First and most pressingly since the challenge is universal and potentially catastrophic is, of course, the natural environment. If in times of pre-industrial plenitude renunciation could be seen as a moral/religious reversion to an ideal of saintly fleshlessness, in our later times of hyper-consumptive "economism", where citizens are routinely advised to "go out and shop" to cure their ills, many would agree that our survival as a planet depends on curbing enthusiasm for stuff. In fact, the now irrefutable evidences of global warning suggest a kind of lament by the universe itself. As our unprecedented, self-destructive epidemics of diabetes, obesity and auto-immune disease imply, consumerism is not a genetic compulsion of human society. It has been created and promoted by forces that depend on it.
Echoing the "Society for the Diffusion of Useful Knowledge" project designed for popular self-education in the 19th century, according to the masthead Commuting, and its companion UTM broadsheets aim to "foster a deeper public awareness of the complex entanglements of ecologies of excess, environmental legacies of colonialism, the financialization of weather, contemporary catastrophism, politics of sustainability, climate justice and hopeful resilience." If we see the above explosion of "polysyllabism" as an ironic commentary on the ills of uncontrolled materialism then the solution is simple in principle: a few short words - use and return instead of consuming. The solution sounds a loThe t like a library.

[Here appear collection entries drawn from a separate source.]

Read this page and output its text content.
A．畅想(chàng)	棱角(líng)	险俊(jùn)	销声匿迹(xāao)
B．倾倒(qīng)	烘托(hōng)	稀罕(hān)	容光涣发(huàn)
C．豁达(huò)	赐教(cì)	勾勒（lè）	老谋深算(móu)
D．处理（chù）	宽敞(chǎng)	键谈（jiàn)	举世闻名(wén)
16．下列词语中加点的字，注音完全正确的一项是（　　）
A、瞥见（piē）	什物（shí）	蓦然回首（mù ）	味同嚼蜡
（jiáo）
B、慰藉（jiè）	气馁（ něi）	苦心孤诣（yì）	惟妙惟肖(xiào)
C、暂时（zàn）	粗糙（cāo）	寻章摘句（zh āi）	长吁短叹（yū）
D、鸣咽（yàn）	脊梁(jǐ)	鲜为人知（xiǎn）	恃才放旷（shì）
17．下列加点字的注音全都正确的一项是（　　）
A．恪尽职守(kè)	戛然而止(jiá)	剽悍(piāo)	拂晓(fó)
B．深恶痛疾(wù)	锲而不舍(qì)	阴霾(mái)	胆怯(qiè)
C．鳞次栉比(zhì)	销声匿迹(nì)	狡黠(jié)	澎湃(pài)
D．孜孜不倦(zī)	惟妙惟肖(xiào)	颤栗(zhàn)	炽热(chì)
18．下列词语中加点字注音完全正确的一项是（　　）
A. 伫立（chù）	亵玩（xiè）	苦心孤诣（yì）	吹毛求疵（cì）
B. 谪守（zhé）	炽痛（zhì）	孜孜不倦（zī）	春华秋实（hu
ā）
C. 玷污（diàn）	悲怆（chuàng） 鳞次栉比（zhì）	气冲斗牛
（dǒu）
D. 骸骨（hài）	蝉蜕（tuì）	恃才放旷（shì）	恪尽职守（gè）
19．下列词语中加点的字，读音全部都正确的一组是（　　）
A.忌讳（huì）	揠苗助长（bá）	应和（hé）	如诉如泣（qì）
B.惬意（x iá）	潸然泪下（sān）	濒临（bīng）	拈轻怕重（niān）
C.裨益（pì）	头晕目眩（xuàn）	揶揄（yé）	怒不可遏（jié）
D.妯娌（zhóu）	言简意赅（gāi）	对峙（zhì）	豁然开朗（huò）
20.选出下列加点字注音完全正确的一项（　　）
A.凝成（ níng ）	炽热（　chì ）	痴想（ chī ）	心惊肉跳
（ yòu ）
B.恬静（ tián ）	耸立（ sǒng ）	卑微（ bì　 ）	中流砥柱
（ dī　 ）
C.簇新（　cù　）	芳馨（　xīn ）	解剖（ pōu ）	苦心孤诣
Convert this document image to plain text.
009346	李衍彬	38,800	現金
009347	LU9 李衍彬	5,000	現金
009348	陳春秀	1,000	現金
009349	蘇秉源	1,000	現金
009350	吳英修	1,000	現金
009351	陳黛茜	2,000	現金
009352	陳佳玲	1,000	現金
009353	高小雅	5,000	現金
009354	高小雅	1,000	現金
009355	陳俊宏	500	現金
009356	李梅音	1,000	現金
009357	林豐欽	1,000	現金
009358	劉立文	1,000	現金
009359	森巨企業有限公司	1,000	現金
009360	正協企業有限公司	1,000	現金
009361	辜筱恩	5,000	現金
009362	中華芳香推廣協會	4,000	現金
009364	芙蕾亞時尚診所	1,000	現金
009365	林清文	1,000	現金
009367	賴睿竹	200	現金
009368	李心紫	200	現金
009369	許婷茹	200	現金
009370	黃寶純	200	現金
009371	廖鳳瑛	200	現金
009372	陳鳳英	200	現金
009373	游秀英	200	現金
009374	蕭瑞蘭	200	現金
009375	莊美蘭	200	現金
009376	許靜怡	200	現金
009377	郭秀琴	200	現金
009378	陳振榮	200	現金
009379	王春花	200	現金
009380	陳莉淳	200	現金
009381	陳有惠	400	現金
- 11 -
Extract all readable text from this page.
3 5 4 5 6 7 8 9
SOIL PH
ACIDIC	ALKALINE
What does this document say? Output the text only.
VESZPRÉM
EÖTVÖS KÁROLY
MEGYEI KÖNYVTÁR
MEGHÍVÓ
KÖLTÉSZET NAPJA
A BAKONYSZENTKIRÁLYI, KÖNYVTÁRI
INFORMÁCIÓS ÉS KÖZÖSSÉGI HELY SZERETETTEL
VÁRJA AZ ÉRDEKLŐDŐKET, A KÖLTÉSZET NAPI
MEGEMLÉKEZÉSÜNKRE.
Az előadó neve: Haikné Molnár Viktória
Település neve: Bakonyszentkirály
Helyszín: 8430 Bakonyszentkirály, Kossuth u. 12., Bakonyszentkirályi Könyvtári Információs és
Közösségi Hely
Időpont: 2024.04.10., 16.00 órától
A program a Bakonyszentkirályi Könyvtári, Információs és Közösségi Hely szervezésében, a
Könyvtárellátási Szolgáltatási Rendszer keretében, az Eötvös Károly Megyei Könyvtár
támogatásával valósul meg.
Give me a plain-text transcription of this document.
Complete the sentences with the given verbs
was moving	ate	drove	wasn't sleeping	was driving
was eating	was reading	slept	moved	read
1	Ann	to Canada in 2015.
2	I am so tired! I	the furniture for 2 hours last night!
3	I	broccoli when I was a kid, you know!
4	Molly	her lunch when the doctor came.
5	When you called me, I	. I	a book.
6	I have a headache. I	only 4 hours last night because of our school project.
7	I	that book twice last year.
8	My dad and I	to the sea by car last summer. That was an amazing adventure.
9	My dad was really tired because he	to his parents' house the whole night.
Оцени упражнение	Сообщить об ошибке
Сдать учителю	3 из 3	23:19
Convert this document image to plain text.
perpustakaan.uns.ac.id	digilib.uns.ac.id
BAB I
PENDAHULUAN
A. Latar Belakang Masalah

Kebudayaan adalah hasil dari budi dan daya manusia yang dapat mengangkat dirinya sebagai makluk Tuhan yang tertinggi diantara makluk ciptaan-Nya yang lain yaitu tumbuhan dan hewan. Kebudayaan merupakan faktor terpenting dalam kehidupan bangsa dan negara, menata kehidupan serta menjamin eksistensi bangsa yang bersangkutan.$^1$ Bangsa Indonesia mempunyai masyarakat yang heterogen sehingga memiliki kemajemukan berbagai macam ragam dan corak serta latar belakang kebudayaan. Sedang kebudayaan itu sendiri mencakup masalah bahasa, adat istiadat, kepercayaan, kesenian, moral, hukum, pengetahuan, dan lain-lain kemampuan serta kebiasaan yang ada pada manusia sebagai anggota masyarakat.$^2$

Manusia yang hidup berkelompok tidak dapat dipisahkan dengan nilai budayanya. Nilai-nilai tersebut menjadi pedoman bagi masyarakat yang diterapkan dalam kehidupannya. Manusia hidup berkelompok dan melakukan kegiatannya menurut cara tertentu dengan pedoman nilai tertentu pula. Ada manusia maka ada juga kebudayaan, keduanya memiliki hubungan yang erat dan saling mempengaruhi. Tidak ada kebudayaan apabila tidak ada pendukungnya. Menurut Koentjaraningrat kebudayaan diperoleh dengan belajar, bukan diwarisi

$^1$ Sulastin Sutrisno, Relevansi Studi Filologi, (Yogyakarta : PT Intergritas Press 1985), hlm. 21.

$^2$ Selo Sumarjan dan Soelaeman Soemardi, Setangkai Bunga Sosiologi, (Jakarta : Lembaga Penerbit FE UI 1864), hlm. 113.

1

A trust-based "loaner-ship" relationship with the world, as long enshrined in libraries, is arguably better than ownership, a form of the enclosure that has defined modern society since the 18th century. It is the only way of preserving our commons, the only one we have. A social economy where what we use is conserved by returning it as it is, or as equivalent social value, is the necessary institutional instrument to achieve the sustainable world now routinely celebrated by most responsible citizens and their leaders. Until this becomes a societal norm instead of the discretionary option of a few we will continue to experience pollution and depletion. Worker empowerment, consumer transparency, environmental conservation and community partnership, are the societal values recognized and celebrated by TorontotheBetter though our directory and communications. We call on more enterprises to embody them in their operations.
Congratulations to University of Toronto Mississauga for the social engagement represented by their Diffusion of Useful Knowledge series and thanks to the friend of TorontotheBetter who introduced us to it. To maximize the diffusion of this useful knowledge we encourage those able to see and read it to loan it to others.